Ieri è stata l’ultima notte romana dei lunghi coltelli berlusconiani. Al “Valentino”, ristorante “upperclass” del cuore della Capitale, si è consumata l’ultima cena complottarda dei colonnelli pidiellini. Maestri di cerimonia Maurizio Gasparri e Fabrizio Cicchitto, quei capigruppo che sono poche ore prima avevano assistito alla scenata di Silvio davanti alla velata (ma neppure troppo) minaccia del Quirinale di bloccare – nei modi consoni – il tragitto del processo breve. Ricavandone una sensazione assai sgradevole. La situazione, è di tutta evidenza, sta sfuggendo di mano. Claudio Scajola, solo due sere prima, era riuscito a metterne a tavola ben 57 di parlamentari pidiellini, cosi come Altero Matteoli , deciso a mettere un freno alle intemerate del Capo su un futuro del Pdl a guida Angelino Alfano. Epperò intorno ai tavoli del “Valentino” ieri sera c’erano tutti, per darsi una linea di compostezza ed evitare che la frantumazione del partito finisca per provocare danni – a quel punto irreparabili – sul fronte elettorale delle amministrative incombenti.

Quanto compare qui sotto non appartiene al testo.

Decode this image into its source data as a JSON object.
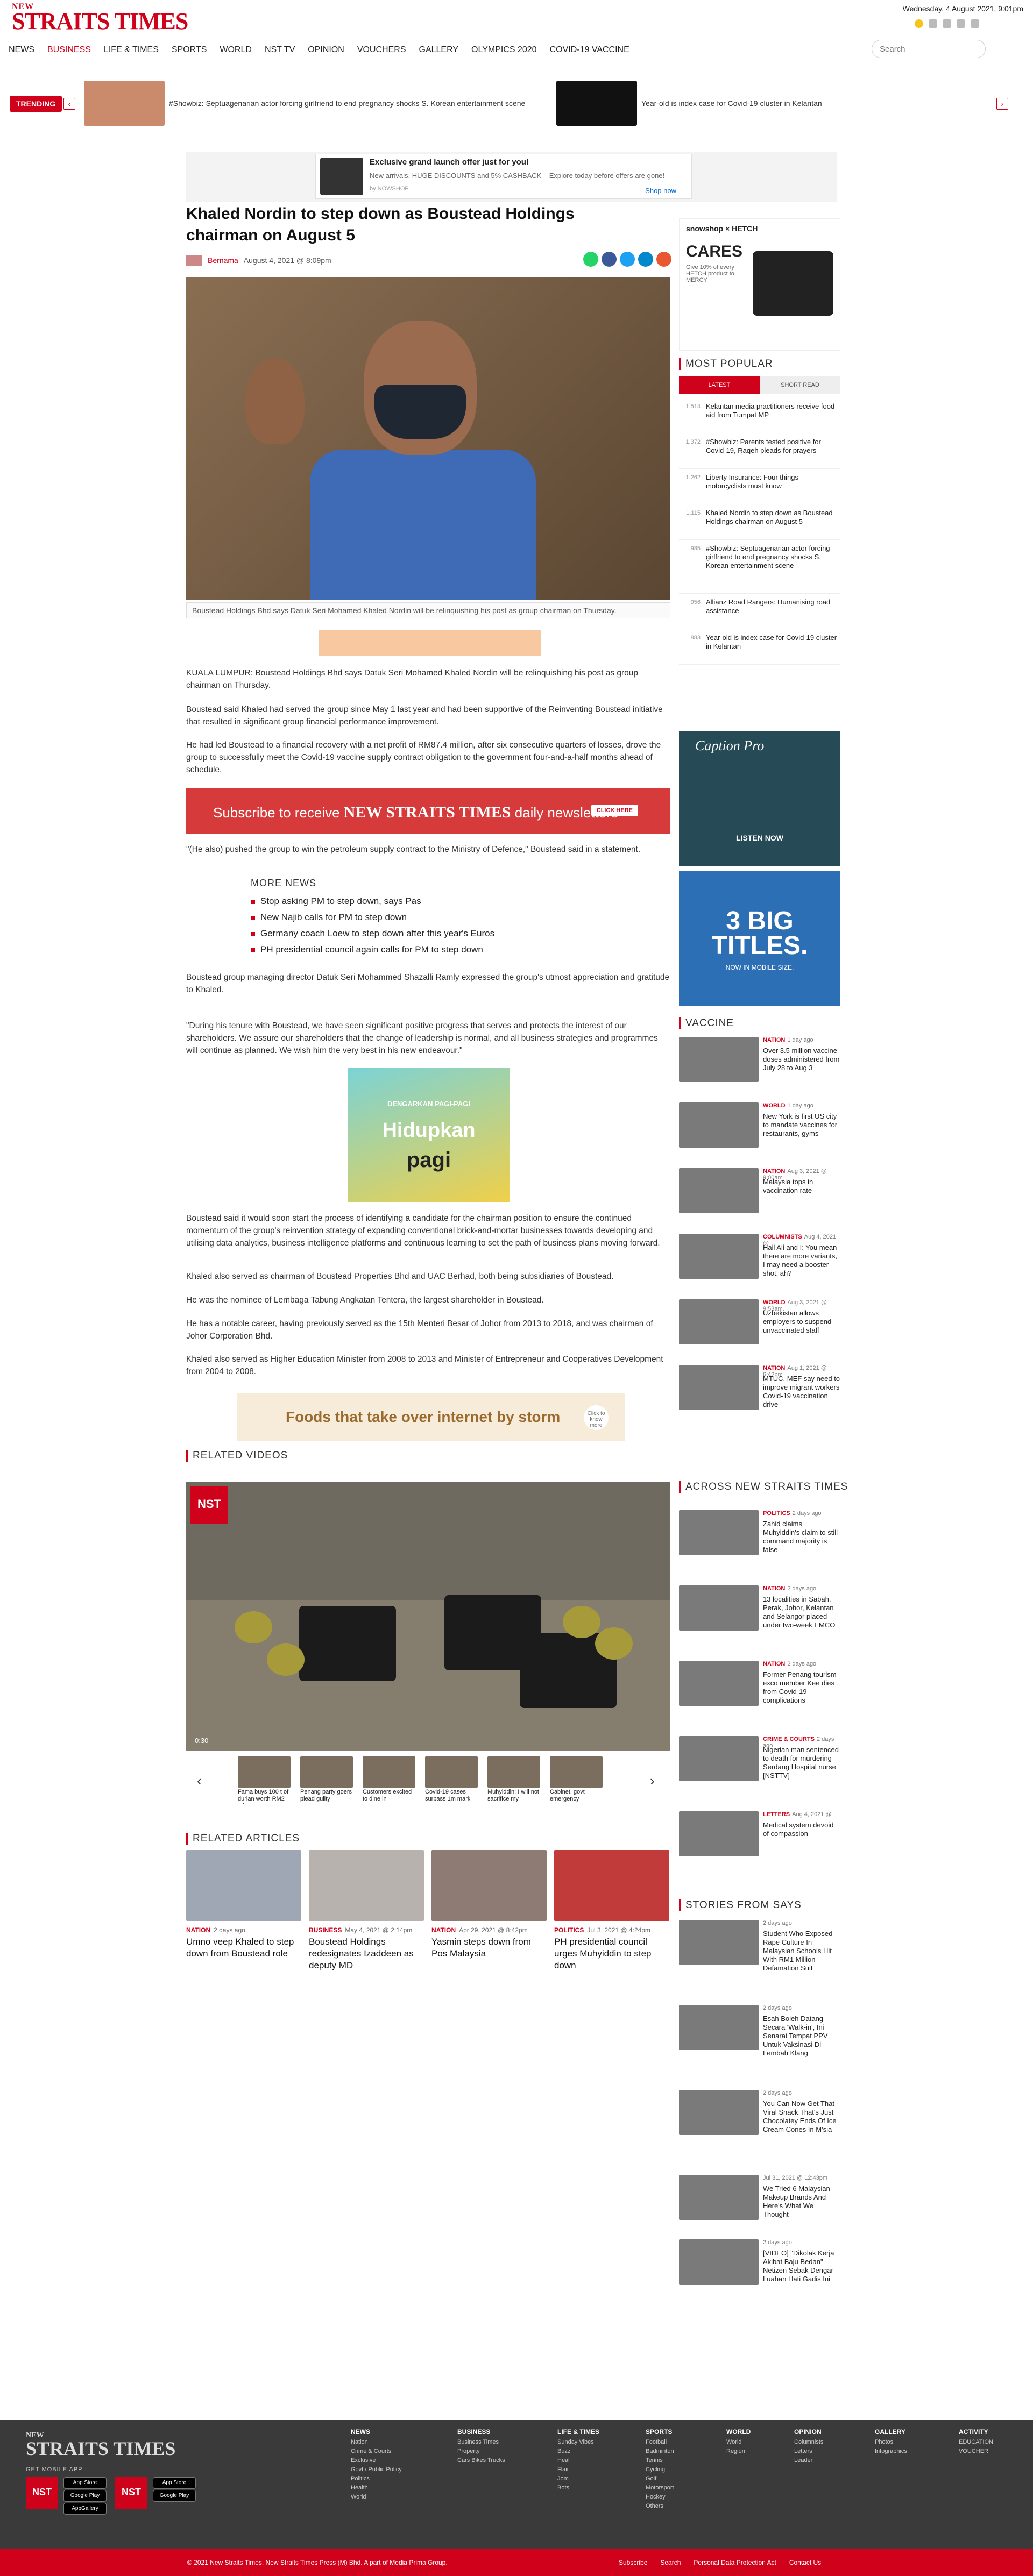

La vittoria al comune di Milano diventa sempre più sfuggente e l’altro fronte caldo, quello di Napoli, non è da meno: “Se non vogliamo indebolirci – ha arringato ieri sera Gasparri – dobbiamo restare uniti”. Andando verso un congresso che Maurizio Lupi ha indicato “per i primi mesi del 2013”, ma è indubbio che è una data davvero troppo lontana per farci i conti seriamente. Però, adesso, si stringono le fila, ma è solo un abbaglio, un salvare l’apparenza che non copre la sostanza; i maggiorenti pidiellini, i capi corrente di un partito che ormai non c’è più stanno aspettando solo il momento giusto per canibbalizzare al meglio quel che resta di Silvio. E del ventennio a colori.

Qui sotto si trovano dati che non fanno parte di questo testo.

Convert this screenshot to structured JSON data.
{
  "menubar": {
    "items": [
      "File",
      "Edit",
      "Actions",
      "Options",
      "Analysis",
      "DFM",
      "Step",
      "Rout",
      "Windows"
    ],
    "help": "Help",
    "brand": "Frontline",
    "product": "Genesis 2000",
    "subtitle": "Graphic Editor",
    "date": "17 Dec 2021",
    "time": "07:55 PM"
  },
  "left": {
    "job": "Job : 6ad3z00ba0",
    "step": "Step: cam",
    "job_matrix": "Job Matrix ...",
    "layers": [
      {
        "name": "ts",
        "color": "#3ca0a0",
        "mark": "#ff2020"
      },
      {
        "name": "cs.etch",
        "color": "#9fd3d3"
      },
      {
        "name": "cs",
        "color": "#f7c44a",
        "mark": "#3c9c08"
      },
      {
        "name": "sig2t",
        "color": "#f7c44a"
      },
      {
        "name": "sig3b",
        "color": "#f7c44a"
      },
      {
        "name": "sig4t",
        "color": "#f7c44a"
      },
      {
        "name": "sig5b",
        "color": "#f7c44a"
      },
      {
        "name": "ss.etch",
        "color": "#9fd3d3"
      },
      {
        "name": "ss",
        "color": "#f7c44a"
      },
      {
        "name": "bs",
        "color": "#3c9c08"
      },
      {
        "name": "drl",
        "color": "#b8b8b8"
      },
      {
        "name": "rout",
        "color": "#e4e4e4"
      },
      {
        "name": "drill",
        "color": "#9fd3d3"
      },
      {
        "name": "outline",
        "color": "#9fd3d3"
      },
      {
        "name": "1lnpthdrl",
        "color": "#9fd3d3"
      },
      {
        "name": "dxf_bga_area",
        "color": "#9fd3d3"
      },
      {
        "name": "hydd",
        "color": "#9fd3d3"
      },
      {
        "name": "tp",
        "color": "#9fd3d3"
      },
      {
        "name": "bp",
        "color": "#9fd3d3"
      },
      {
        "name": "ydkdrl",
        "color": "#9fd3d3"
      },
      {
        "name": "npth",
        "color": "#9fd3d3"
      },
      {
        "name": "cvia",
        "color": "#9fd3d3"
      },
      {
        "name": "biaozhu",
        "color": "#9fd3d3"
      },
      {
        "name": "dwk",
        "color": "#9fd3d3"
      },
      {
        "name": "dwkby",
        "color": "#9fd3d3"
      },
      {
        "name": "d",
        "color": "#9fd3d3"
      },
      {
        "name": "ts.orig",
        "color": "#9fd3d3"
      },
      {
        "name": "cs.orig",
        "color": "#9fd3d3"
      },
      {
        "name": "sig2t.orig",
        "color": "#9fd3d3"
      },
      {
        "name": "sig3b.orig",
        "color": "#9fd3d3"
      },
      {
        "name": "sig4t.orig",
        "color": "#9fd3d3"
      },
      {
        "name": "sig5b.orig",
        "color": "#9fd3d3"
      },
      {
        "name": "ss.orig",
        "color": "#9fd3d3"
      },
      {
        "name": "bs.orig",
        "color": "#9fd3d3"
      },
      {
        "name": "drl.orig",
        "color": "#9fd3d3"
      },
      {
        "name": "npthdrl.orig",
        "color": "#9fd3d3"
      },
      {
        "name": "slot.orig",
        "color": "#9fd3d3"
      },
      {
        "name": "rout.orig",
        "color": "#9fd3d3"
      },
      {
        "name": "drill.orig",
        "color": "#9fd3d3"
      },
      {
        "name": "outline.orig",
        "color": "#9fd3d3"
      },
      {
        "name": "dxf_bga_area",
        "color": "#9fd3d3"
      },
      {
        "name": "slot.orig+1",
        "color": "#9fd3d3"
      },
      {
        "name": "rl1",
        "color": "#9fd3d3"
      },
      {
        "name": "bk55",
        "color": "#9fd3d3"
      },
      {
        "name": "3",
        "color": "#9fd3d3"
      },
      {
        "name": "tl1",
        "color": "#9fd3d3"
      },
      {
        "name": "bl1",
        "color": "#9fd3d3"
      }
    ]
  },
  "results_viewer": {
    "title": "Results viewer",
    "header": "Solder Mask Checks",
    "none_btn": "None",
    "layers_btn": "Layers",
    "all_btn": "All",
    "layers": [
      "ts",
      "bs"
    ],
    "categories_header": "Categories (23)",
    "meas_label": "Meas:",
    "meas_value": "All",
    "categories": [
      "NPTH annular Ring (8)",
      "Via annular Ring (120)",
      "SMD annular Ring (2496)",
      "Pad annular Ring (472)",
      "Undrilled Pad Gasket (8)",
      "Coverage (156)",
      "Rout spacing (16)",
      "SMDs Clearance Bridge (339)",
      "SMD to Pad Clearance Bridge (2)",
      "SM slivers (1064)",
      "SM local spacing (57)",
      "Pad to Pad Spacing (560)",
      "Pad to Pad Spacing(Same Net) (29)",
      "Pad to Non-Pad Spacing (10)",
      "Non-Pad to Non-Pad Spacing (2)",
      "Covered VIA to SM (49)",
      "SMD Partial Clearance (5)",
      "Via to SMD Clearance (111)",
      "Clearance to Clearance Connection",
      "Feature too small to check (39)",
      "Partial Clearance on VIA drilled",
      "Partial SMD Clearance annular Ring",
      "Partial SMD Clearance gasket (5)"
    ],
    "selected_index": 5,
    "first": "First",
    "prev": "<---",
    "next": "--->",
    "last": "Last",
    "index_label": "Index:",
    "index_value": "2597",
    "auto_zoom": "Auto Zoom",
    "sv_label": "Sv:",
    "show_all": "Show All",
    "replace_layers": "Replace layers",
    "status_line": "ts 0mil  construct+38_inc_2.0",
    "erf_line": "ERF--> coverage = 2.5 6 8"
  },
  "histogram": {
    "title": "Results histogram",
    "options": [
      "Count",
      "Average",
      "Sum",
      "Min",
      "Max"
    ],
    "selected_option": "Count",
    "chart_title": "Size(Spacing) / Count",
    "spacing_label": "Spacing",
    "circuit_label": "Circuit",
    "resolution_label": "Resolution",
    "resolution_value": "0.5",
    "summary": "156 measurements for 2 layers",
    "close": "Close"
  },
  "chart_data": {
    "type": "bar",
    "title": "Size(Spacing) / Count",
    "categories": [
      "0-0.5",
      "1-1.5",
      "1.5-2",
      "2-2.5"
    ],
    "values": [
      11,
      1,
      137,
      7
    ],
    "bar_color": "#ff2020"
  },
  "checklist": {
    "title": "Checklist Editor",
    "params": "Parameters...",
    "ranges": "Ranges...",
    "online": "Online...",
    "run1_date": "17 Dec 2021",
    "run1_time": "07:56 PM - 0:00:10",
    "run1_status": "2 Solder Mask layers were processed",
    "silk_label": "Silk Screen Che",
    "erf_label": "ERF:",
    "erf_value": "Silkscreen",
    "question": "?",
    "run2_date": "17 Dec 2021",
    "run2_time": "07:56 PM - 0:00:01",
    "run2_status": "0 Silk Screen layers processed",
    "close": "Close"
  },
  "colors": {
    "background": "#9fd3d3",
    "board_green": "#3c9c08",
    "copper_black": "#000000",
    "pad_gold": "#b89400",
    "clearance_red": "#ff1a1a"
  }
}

La cronaca di queste ore, d’altra parte, scandisce impietosa come il nervosismo e l’iper attivismo berlusconiano non siano altro che segnali di una debolezza politica ogni giorno più grave. Ieri, l’unica cosa che Berlusconi è riuscito a dire dopo un siluro pesantissimo lanciato dal Quirinale sul processo breve, è stata di rilanciare la legge sulle intercettazioni che Napolitano vede come fumo negli occhi. E questo solo per far vedere di essere più forte e più determinato di quanto lo sia Napolitano nel cercare di salvare dall’oblio alcuni dei processi più dolorosi degli ultimi anni. Un rilancio continuo che non potrà che portare ad un prossimo scontro istituzionale dalle conseguenze che ora è difficile immaginare, visto che non esistono precedenti. Si sa che Berlusconi non ha alcuna intenzione di mollare e che prima dell’estate vuole portare a casa non solo il processo breve, “anche a costo di rimandare al Quirinale la legge non firmata la prima volta cambiando solo una virgola” (e obbligando così il Colle alla firma), ma anche le intercettazioni.

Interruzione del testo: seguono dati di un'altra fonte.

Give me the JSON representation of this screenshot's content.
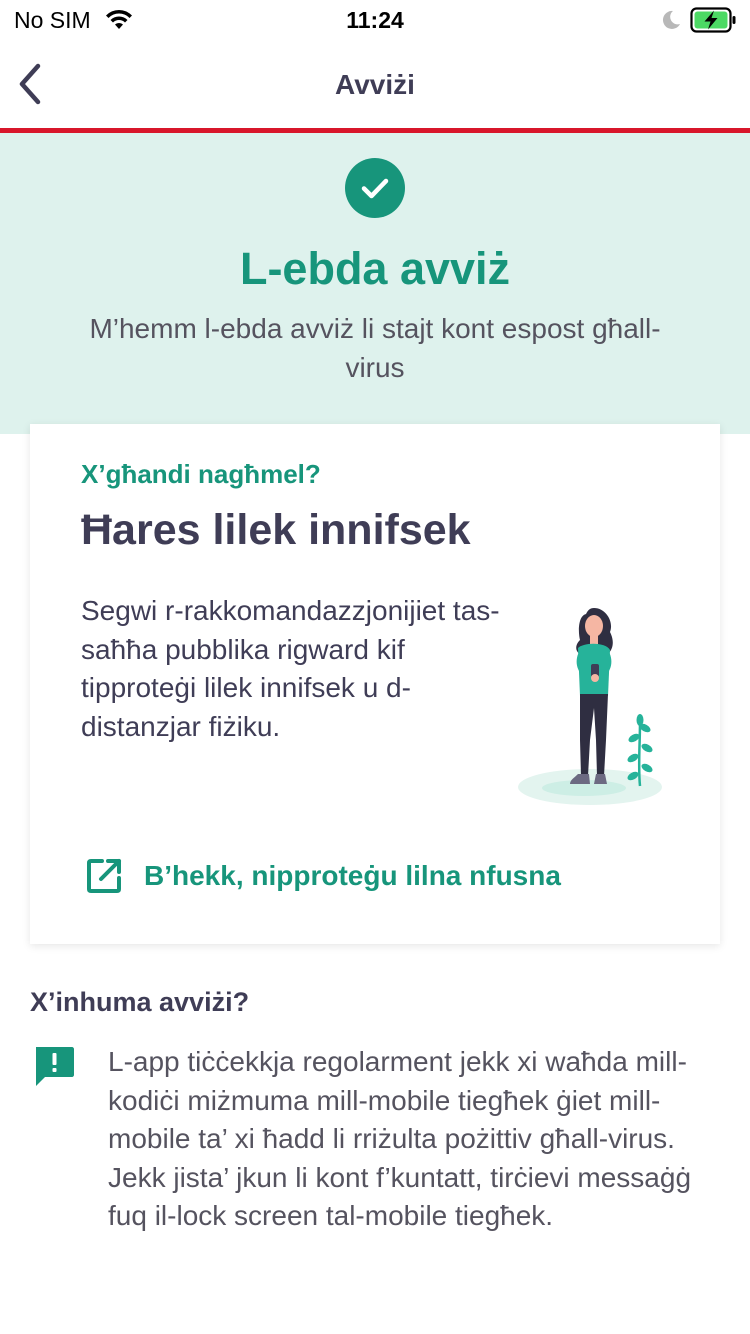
{
  "status_bar": {
    "carrier": "No SIM",
    "time": "11:24",
    "icons": [
      "wifi-icon",
      "moon-icon",
      "battery-charging-icon"
    ]
  },
  "nav": {
    "title": "Avviżi",
    "back_icon": "chevron-left-icon"
  },
  "hero": {
    "icon": "check-circle-icon",
    "title": "L-ebda avviż",
    "subtitle": "M’hemm l-ebda avviż li stajt kont espost għall-virus"
  },
  "card": {
    "eyebrow": "X’għandi nagħmel?",
    "heading": "Ħares lilek innifsek",
    "body": "Segwi r-rakkomandazzjonijiet tas-saħħa pubblika rigward kif tipproteġi lilek innifsek u d-distanzjar fiżiku.",
    "link_label": "B’hekk, nipproteġu lilna nfusna",
    "link_icon": "external-link-icon"
  },
  "info": {
    "heading": "X’inhuma avviżi?",
    "icon": "alert-message-icon",
    "body": "L-app tiċċekkja regolarment jekk xi waħda mill-kodiċi miżmuma mill-mobile tiegħek ġiet mill-mobile ta’ xi ħadd li rriżulta pożittiv għall-virus.  Jekk jista’ jkun li kont f’kuntatt, tirċievi messaġġ fuq il-lock screen tal-mobile tiegħek."
  },
  "colors": {
    "accent": "#17957b",
    "hero_bg": "#def2ed",
    "divider": "#d8162b",
    "text": "#3f3d56"
  }
}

Sono state le ultime rivelazioni delle nuove, giovanissime adepte al bunga bunga arcoriano a convincere il Cavaliere a dare uno stop alla pubblicazione di continue rivelazioni che, comunque, hanno ormai ridotto la sua immagine ad un colabrodo. E’ bene ricordare che oltre al ddl intercettazioni, fermo ormai da un anno in commissione Giustizia della Camera, affossato in tempi non sospetti da Giulia Bongiorno, ne esiste un altro al Senato, composto da soli tre articoli, che rende ancora più severe le norme per l’utilizzazione degli ascolti, da parte dei magistrati, nelle indagini. Nel Pdl non si mettono “limiti alla provvidenza” quando si parla di leggi che favoriscono il Capo, ma è bene aspettarsi qualche sorpresa sul fronte delle intercettazioni alla Camera; essendo già stato approvato dal Senato, il ddl potrebbe essere calendarizzato già nella prossima conferenza dei capigruppo. Con la maggioranza blindata che si è palesata sul processo breve, anche le intercettazioni diventerebbero legge definitiva in un battito d’ali. Un pericolo che il Quirinale ha ben presente. E visto il crescendo rossiniano delle prove di forza, non è da escludere che il Capo dello Stato, preoccupato di una situazione politica complessiva ormai allo sbando, non decida alla fine di intervenire. Anche con un gesto clamoroso.